The beginning of “merger mania” in the early 1980s saw most major US agencies merge with one another as well as foreign agencies entering the US market. The impact on the creative was that of departmentalizing accounts (to keep clients that may be in the same product category, offices were designated as handling one or the other but never both so as not to compromise the security of the client’s work) and adding an international flavor to the creative.
The 1980s were also a time of conservatism with the election of Ronald Reagan and the reaffirmation of family and country. It was also the age of the infomercial that was made possible in 1984 when the FCC rescinded regulations limiting advertising to 16 minutes per house. An infomercial was a long advertisement that looked like a talk show or demo and initially aired in late night slots with small audience.
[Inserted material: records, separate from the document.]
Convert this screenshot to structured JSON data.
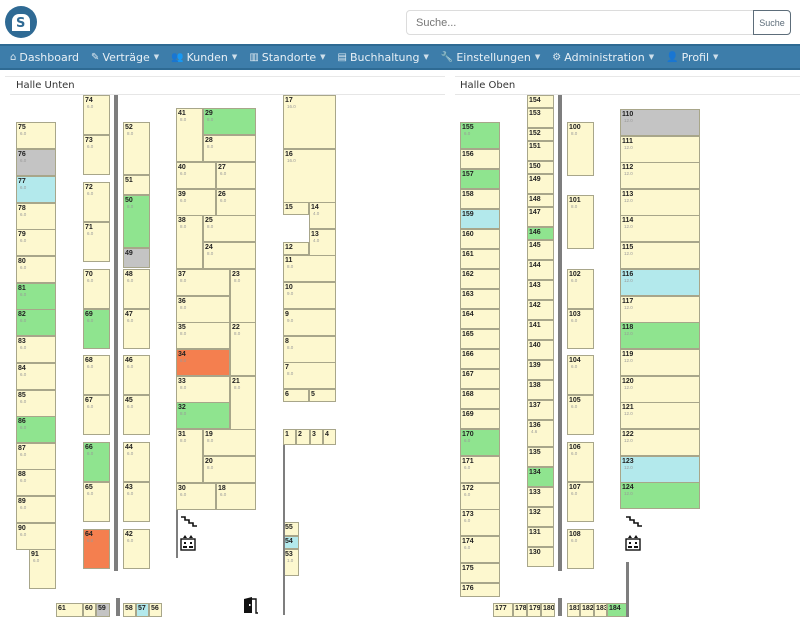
{
  "header": {
    "logo": "storage-logo",
    "search": {
      "placeholder": "Suche...",
      "value": "",
      "button": "Suche"
    }
  },
  "nav": [
    {
      "label": "Dashboard",
      "icon": "home-icon",
      "glyph": "⌂",
      "dropdown": false
    },
    {
      "label": "Verträge",
      "icon": "contract-icon",
      "glyph": "✎",
      "dropdown": true
    },
    {
      "label": "Kunden",
      "icon": "users-icon",
      "glyph": "👥",
      "dropdown": true
    },
    {
      "label": "Standorte",
      "icon": "warehouse-icon",
      "glyph": "▥",
      "dropdown": true
    },
    {
      "label": "Buchhaltung",
      "icon": "document-icon",
      "glyph": "▤",
      "dropdown": true
    },
    {
      "label": "Einstellungen",
      "icon": "wrench-icon",
      "glyph": "🔧",
      "dropdown": true
    },
    {
      "label": "Administration",
      "icon": "gear-icon",
      "glyph": "⚙",
      "dropdown": true
    },
    {
      "label": "Profil",
      "icon": "user-icon",
      "glyph": "👤",
      "dropdown": true
    }
  ],
  "halls": [
    {
      "title": "Halle Unten",
      "units": [
        {
          "id": "74",
          "size": "6.0",
          "status": "free"
        },
        {
          "id": "73",
          "size": "6.0",
          "status": "free"
        },
        {
          "id": "75",
          "size": "6.0",
          "status": "free"
        },
        {
          "id": "76",
          "size": "6.0",
          "status": "blocked"
        },
        {
          "id": "77",
          "size": "6.0",
          "status": "reserved"
        },
        {
          "id": "78",
          "size": "6.0",
          "status": "free"
        },
        {
          "id": "79",
          "size": "6.0",
          "status": "free"
        },
        {
          "id": "80",
          "size": "6.0",
          "status": "free"
        },
        {
          "id": "81",
          "size": "6.0",
          "status": "rented"
        },
        {
          "id": "82",
          "size": "6.0",
          "status": "rented"
        },
        {
          "id": "83",
          "size": "6.0",
          "status": "free"
        },
        {
          "id": "84",
          "size": "6.0",
          "status": "free"
        },
        {
          "id": "85",
          "size": "6.0",
          "status": "free"
        },
        {
          "id": "86",
          "size": "6.0",
          "status": "rented"
        },
        {
          "id": "87",
          "size": "6.0",
          "status": "free"
        },
        {
          "id": "88",
          "size": "6.0",
          "status": "free"
        },
        {
          "id": "89",
          "size": "6.0",
          "status": "free"
        },
        {
          "id": "90",
          "size": "6.0",
          "status": "free"
        },
        {
          "id": "91",
          "size": "6.0",
          "status": "free"
        },
        {
          "id": "72",
          "size": "6.0",
          "status": "free"
        },
        {
          "id": "71",
          "size": "6.0",
          "status": "free"
        },
        {
          "id": "70",
          "size": "6.0",
          "status": "free"
        },
        {
          "id": "69",
          "size": "6.0",
          "status": "rented"
        },
        {
          "id": "68",
          "size": "6.0",
          "status": "free"
        },
        {
          "id": "67",
          "size": "6.0",
          "status": "free"
        },
        {
          "id": "66",
          "size": "6.0",
          "status": "rented"
        },
        {
          "id": "65",
          "size": "6.0",
          "status": "free"
        },
        {
          "id": "64",
          "size": "6.0",
          "status": "overdue"
        },
        {
          "id": "52",
          "size": "8.0",
          "status": "free"
        },
        {
          "id": "51",
          "size": "",
          "status": "free"
        },
        {
          "id": "50",
          "size": "8.0",
          "status": "rented"
        },
        {
          "id": "49",
          "size": "",
          "status": "blocked"
        },
        {
          "id": "48",
          "size": "6.0",
          "status": "free"
        },
        {
          "id": "47",
          "size": "6.0",
          "status": "free"
        },
        {
          "id": "46",
          "size": "6.0",
          "status": "free"
        },
        {
          "id": "45",
          "size": "6.0",
          "status": "free"
        },
        {
          "id": "44",
          "size": "6.0",
          "status": "free"
        },
        {
          "id": "43",
          "size": "6.0",
          "status": "free"
        },
        {
          "id": "42",
          "size": "6.0",
          "status": "free"
        },
        {
          "id": "41",
          "size": "8.0",
          "status": "free"
        },
        {
          "id": "29",
          "size": "8.0",
          "status": "rented"
        },
        {
          "id": "28",
          "size": "8.0",
          "status": "free"
        },
        {
          "id": "40",
          "size": "6.0",
          "status": "free"
        },
        {
          "id": "27",
          "size": "6.0",
          "status": "free"
        },
        {
          "id": "39",
          "size": "6.0",
          "status": "free"
        },
        {
          "id": "26",
          "size": "6.0",
          "status": "free"
        },
        {
          "id": "38",
          "size": "8.0",
          "status": "free"
        },
        {
          "id": "25",
          "size": "8.0",
          "status": "free"
        },
        {
          "id": "24",
          "size": "8.0",
          "status": "free"
        },
        {
          "id": "37",
          "size": "8.0",
          "status": "free"
        },
        {
          "id": "23",
          "size": "8.0",
          "status": "free"
        },
        {
          "id": "36",
          "size": "8.0",
          "status": "free"
        },
        {
          "id": "35",
          "size": "8.0",
          "status": "free"
        },
        {
          "id": "22",
          "size": "8.0",
          "status": "free"
        },
        {
          "id": "34",
          "size": "8.0",
          "status": "overdue"
        },
        {
          "id": "33",
          "size": "8.0",
          "status": "free"
        },
        {
          "id": "21",
          "size": "8.0",
          "status": "free"
        },
        {
          "id": "32",
          "size": "8.0",
          "status": "rented"
        },
        {
          "id": "31",
          "size": "8.0",
          "status": "free"
        },
        {
          "id": "19",
          "size": "8.0",
          "status": "free"
        },
        {
          "id": "20",
          "size": "8.0",
          "status": "free"
        },
        {
          "id": "30",
          "size": "6.0",
          "status": "free"
        },
        {
          "id": "18",
          "size": "6.0",
          "status": "free"
        },
        {
          "id": "17",
          "size": "16.0",
          "status": "free"
        },
        {
          "id": "16",
          "size": "16.0",
          "status": "free"
        },
        {
          "id": "15",
          "size": "",
          "status": "free"
        },
        {
          "id": "14",
          "size": "4.0",
          "status": "free"
        },
        {
          "id": "13",
          "size": "4.0",
          "status": "free"
        },
        {
          "id": "12",
          "size": "",
          "status": "free"
        },
        {
          "id": "11",
          "size": "8.0",
          "status": "free"
        },
        {
          "id": "10",
          "size": "9.0",
          "status": "free"
        },
        {
          "id": "9",
          "size": "9.0",
          "status": "free"
        },
        {
          "id": "8",
          "size": "8.0",
          "status": "free"
        },
        {
          "id": "7",
          "size": "8.0",
          "status": "free"
        },
        {
          "id": "6",
          "size": "",
          "status": "free"
        },
        {
          "id": "5",
          "size": "",
          "status": "free"
        },
        {
          "id": "1",
          "size": "",
          "status": "free"
        },
        {
          "id": "2",
          "size": "",
          "status": "free"
        },
        {
          "id": "3",
          "size": "",
          "status": "free"
        },
        {
          "id": "4",
          "size": "",
          "status": "free"
        },
        {
          "id": "55",
          "size": "",
          "status": "free"
        },
        {
          "id": "54",
          "size": "",
          "status": "reserved"
        },
        {
          "id": "53",
          "size": "1.0",
          "status": "free"
        },
        {
          "id": "61",
          "size": "",
          "status": "free"
        },
        {
          "id": "60",
          "size": "",
          "status": "free"
        },
        {
          "id": "59",
          "size": "",
          "status": "blocked"
        },
        {
          "id": "58",
          "size": "",
          "status": "free"
        },
        {
          "id": "57",
          "size": "",
          "status": "reserved"
        },
        {
          "id": "56",
          "size": "",
          "status": "free"
        }
      ]
    },
    {
      "title": "Halle Oben",
      "units": [
        {
          "id": "155",
          "size": "6.0",
          "status": "rented"
        },
        {
          "id": "156",
          "size": "",
          "status": "free"
        },
        {
          "id": "157",
          "size": "",
          "status": "rented"
        },
        {
          "id": "158",
          "size": "",
          "status": "free"
        },
        {
          "id": "159",
          "size": "",
          "status": "reserved"
        },
        {
          "id": "160",
          "size": "",
          "status": "free"
        },
        {
          "id": "161",
          "size": "",
          "status": "free"
        },
        {
          "id": "162",
          "size": "",
          "status": "free"
        },
        {
          "id": "163",
          "size": "",
          "status": "free"
        },
        {
          "id": "164",
          "size": "",
          "status": "free"
        },
        {
          "id": "165",
          "size": "",
          "status": "free"
        },
        {
          "id": "166",
          "size": "",
          "status": "free"
        },
        {
          "id": "167",
          "size": "",
          "status": "free"
        },
        {
          "id": "168",
          "size": "",
          "status": "free"
        },
        {
          "id": "169",
          "size": "",
          "status": "free"
        },
        {
          "id": "170",
          "size": "6.0",
          "status": "rented"
        },
        {
          "id": "171",
          "size": "6.0",
          "status": "free"
        },
        {
          "id": "172",
          "size": "6.0",
          "status": "free"
        },
        {
          "id": "173",
          "size": "6.0",
          "status": "free"
        },
        {
          "id": "174",
          "size": "6.0",
          "status": "free"
        },
        {
          "id": "175",
          "size": "",
          "status": "free"
        },
        {
          "id": "176",
          "size": "",
          "status": "free"
        },
        {
          "id": "154",
          "size": "",
          "status": "free"
        },
        {
          "id": "153",
          "size": "",
          "status": "free"
        },
        {
          "id": "152",
          "size": "",
          "status": "free"
        },
        {
          "id": "151",
          "size": "",
          "status": "free"
        },
        {
          "id": "150",
          "size": "",
          "status": "free"
        },
        {
          "id": "149",
          "size": "",
          "status": "free"
        },
        {
          "id": "148",
          "size": "",
          "status": "free"
        },
        {
          "id": "147",
          "size": "",
          "status": "free"
        },
        {
          "id": "146",
          "size": "",
          "status": "rented"
        },
        {
          "id": "145",
          "size": "",
          "status": "free"
        },
        {
          "id": "144",
          "size": "",
          "status": "free"
        },
        {
          "id": "143",
          "size": "",
          "status": "free"
        },
        {
          "id": "142",
          "size": "",
          "status": "free"
        },
        {
          "id": "141",
          "size": "",
          "status": "free"
        },
        {
          "id": "140",
          "size": "",
          "status": "free"
        },
        {
          "id": "139",
          "size": "",
          "status": "free"
        },
        {
          "id": "138",
          "size": "",
          "status": "free"
        },
        {
          "id": "137",
          "size": "",
          "status": "free"
        },
        {
          "id": "136",
          "size": "4.6",
          "status": "free"
        },
        {
          "id": "135",
          "size": "",
          "status": "free"
        },
        {
          "id": "134",
          "size": "",
          "status": "rented"
        },
        {
          "id": "133",
          "size": "",
          "status": "free"
        },
        {
          "id": "132",
          "size": "",
          "status": "free"
        },
        {
          "id": "131",
          "size": "",
          "status": "free"
        },
        {
          "id": "130",
          "size": "",
          "status": "free"
        },
        {
          "id": "100",
          "size": "8.0",
          "status": "free"
        },
        {
          "id": "101",
          "size": "8.0",
          "status": "free"
        },
        {
          "id": "102",
          "size": "6.0",
          "status": "free"
        },
        {
          "id": "103",
          "size": "6.0",
          "status": "free"
        },
        {
          "id": "104",
          "size": "6.0",
          "status": "free"
        },
        {
          "id": "105",
          "size": "6.0",
          "status": "free"
        },
        {
          "id": "106",
          "size": "6.0",
          "status": "free"
        },
        {
          "id": "107",
          "size": "6.0",
          "status": "free"
        },
        {
          "id": "108",
          "size": "6.0",
          "status": "free"
        },
        {
          "id": "110",
          "size": "12.0",
          "status": "blocked"
        },
        {
          "id": "111",
          "size": "12.0",
          "status": "free"
        },
        {
          "id": "112",
          "size": "12.0",
          "status": "free"
        },
        {
          "id": "113",
          "size": "12.0",
          "status": "free"
        },
        {
          "id": "114",
          "size": "12.0",
          "status": "free"
        },
        {
          "id": "115",
          "size": "12.0",
          "status": "free"
        },
        {
          "id": "116",
          "size": "12.0",
          "status": "reserved"
        },
        {
          "id": "117",
          "size": "12.0",
          "status": "free"
        },
        {
          "id": "118",
          "size": "12.0",
          "status": "rented"
        },
        {
          "id": "119",
          "size": "12.0",
          "status": "free"
        },
        {
          "id": "120",
          "size": "12.0",
          "status": "free"
        },
        {
          "id": "121",
          "size": "12.0",
          "status": "free"
        },
        {
          "id": "122",
          "size": "12.0",
          "status": "free"
        },
        {
          "id": "123",
          "size": "12.0",
          "status": "reserved"
        },
        {
          "id": "124",
          "size": "12.0",
          "status": "rented"
        },
        {
          "id": "177",
          "size": "",
          "status": "free"
        },
        {
          "id": "178",
          "size": "",
          "status": "free"
        },
        {
          "id": "179",
          "size": "",
          "status": "free"
        },
        {
          "id": "180",
          "size": "",
          "status": "free"
        },
        {
          "id": "181",
          "size": "",
          "status": "free"
        },
        {
          "id": "182",
          "size": "",
          "status": "free"
        },
        {
          "id": "183",
          "size": "",
          "status": "free"
        },
        {
          "id": "184",
          "size": "",
          "status": "rented"
        }
      ]
    }
  ],
  "status_colors": {
    "free": "#fdf8cf",
    "rented": "#8fe48f",
    "blocked": "#c4c4c4",
    "reserved": "#b3e9ec",
    "overdue": "#f47f4f"
  },
  "symbols": {
    "stairs": "stairs-icon",
    "elevator": "elevator-icon",
    "door": "door-icon"
  }
}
They later spread to other time slots with larger audiences and created new ethical issues due to the fact that they appeared to be news programming verses paid advertising.
Today the era of ad-supported television programming is over and there is a need for advertisers to reinvent the process to fit the new ways of reaching audience members. With VCRs, TiVo and cable systems the viewer has the option of deleting advertising messages. Viewers are also able to utilize cable systems for on-line services such as shopping on either TV or the net. Changes in advertising will effect the way in which it is prepared and delivered to target audiences (interactively) and major advertisers are participating in integrated programming to better control the content of new media where viewers can interact with programming to get further information.
Other changes include a change in the concept of power in the distribution channel with mega retailers such as Wal-Mart gaining power away from the manufacturers. Value pricing is attractive to customers and retailers are now wresting power from the manufacturers who have a difficult time getting consumers to demand their products when the retailer has the power base. Private label brands are also developing to compete with national brands and offer lower prices.